Los otros hombres me miraron con más mala cara aún.

– Si le parece podríamos hablar en privado.

Meneó la cabeza.

– No.

– Sabe que mi hermana también desapareció aquella noche, ¿verdad?

Él se volvió y cogió su cerveza. Me daba la espalda cuando dijo:

– Sí, lo sé.

– El del depósito era su hijo.

Siguió dándome la espalda.

– ¿Señor Pérez?

– Largo de aquí.

– No pienso irme. '

Los otros hombres, hombres endurecidos, hombres que se habían pasado la vida trabajando al aire libre con las manos, me miraron furiosos. Uno se bajó del taburete.

– Siéntese -dije, dirigiéndome a él.

No se movió. Le miré a los ojos y le sostuve la mirada. Otro hombre se puso de pie y se colocó frente a mí con los brazos cruzados.
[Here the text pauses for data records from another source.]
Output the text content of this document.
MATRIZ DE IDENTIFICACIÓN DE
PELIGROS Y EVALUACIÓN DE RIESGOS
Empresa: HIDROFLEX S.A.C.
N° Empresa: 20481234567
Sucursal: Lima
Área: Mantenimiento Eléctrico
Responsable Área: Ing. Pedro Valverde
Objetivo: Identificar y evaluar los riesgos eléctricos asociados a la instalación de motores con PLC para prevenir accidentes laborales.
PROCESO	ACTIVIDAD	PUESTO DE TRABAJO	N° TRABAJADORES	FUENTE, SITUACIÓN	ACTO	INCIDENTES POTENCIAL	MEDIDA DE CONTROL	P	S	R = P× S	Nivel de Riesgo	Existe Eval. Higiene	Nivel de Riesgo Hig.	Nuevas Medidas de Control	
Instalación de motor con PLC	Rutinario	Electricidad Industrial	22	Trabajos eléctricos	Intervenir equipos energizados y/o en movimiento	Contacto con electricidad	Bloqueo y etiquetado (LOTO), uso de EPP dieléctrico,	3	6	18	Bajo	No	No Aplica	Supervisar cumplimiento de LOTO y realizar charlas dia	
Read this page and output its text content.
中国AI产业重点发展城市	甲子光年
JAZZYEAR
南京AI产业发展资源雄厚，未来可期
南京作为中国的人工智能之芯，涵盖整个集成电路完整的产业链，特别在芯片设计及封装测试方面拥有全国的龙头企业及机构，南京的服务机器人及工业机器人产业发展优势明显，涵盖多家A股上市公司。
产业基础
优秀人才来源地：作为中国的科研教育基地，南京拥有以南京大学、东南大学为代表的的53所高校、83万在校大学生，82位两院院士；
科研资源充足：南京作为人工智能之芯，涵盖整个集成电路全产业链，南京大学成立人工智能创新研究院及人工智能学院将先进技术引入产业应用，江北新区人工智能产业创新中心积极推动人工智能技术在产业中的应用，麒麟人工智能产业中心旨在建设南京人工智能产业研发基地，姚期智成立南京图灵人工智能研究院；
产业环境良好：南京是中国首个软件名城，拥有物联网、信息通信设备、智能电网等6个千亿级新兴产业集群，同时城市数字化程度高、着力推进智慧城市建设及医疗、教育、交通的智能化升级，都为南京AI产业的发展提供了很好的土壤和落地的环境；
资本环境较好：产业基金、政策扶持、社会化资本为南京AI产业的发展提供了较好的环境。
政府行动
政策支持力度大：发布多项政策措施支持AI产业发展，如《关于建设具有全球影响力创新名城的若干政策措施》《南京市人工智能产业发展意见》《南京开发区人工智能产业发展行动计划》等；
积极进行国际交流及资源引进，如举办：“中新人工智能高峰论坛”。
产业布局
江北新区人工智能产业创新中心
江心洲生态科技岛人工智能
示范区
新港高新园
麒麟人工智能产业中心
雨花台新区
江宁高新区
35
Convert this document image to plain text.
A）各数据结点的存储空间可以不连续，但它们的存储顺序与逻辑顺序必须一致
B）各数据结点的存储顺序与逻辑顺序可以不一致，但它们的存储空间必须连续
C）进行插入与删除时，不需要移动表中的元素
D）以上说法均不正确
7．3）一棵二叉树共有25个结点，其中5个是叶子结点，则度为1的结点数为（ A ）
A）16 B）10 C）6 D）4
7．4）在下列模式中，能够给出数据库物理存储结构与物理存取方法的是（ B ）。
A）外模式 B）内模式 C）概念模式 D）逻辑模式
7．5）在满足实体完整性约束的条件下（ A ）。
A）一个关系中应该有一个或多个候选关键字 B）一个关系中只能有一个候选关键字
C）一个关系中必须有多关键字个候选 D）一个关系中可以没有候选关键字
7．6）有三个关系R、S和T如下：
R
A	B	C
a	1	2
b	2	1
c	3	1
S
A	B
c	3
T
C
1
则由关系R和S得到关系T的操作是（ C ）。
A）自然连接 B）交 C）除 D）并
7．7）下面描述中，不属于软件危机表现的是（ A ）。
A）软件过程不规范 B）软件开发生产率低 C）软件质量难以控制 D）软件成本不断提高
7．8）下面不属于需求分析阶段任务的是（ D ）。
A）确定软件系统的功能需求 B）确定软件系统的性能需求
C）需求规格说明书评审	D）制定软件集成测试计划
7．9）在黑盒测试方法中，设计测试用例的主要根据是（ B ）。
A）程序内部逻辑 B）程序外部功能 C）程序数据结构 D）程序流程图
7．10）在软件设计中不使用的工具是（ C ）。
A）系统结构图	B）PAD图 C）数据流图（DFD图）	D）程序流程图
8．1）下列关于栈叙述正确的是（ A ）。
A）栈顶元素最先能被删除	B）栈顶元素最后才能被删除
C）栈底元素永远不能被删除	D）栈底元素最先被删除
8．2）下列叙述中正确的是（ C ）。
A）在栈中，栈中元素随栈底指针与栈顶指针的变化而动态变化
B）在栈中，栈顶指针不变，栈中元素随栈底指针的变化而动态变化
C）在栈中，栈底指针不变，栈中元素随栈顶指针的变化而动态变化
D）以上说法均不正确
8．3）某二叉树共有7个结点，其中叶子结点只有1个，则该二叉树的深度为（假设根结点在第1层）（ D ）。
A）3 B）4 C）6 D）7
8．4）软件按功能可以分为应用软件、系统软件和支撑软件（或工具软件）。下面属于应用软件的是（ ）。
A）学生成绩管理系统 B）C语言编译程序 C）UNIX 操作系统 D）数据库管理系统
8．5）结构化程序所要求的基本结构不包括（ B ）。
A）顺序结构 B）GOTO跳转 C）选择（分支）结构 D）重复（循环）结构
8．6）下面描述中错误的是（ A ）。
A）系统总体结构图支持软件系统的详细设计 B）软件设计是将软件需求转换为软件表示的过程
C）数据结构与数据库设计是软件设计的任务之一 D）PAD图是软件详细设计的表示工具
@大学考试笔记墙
– ¿Saben quién soy? -pregunté.

Metí la mano en el bolsillo y saqué mi placa de fiscal. Sí, tengo placa. La verdad es que soy la máxima autoridad de orden público en el condado de Essex. No me gustaba que me amenazaran. Los matones me sacan de quicio. Todos conocemos el dicho de que hay que enfrentarse a un matón, pero sólo funciona si tienes poder para hacerlo. Yo lo tenía.

– Más vale que sean todos legales -dije-. Más vale que su familia sea legal, que sus amigos sean legales. Más vale que las personas que se encuentran por casualidad en la calle sean todas legales.

Los ojos entornados se abrieron un poco.

– Entréguenme identificaciones -dije-. Todos ustedes.

El que se había levantado primero levantó las manos.

– Vamos hombre, no queremos meternos en líos.

– Pues largo de aquí.

Dejaron algunos billetes sobre la barra y se marcharon. No corrieron, no se apresuraron, pero tampoco tenían ninguna intención de quedarse. Normalmente me habría sentido mal profiriendo amenazas vacías, abusando así de mi poder, pero en este caso se lo habían buscado.

Pérez se volvió a mirarme, no muy contento.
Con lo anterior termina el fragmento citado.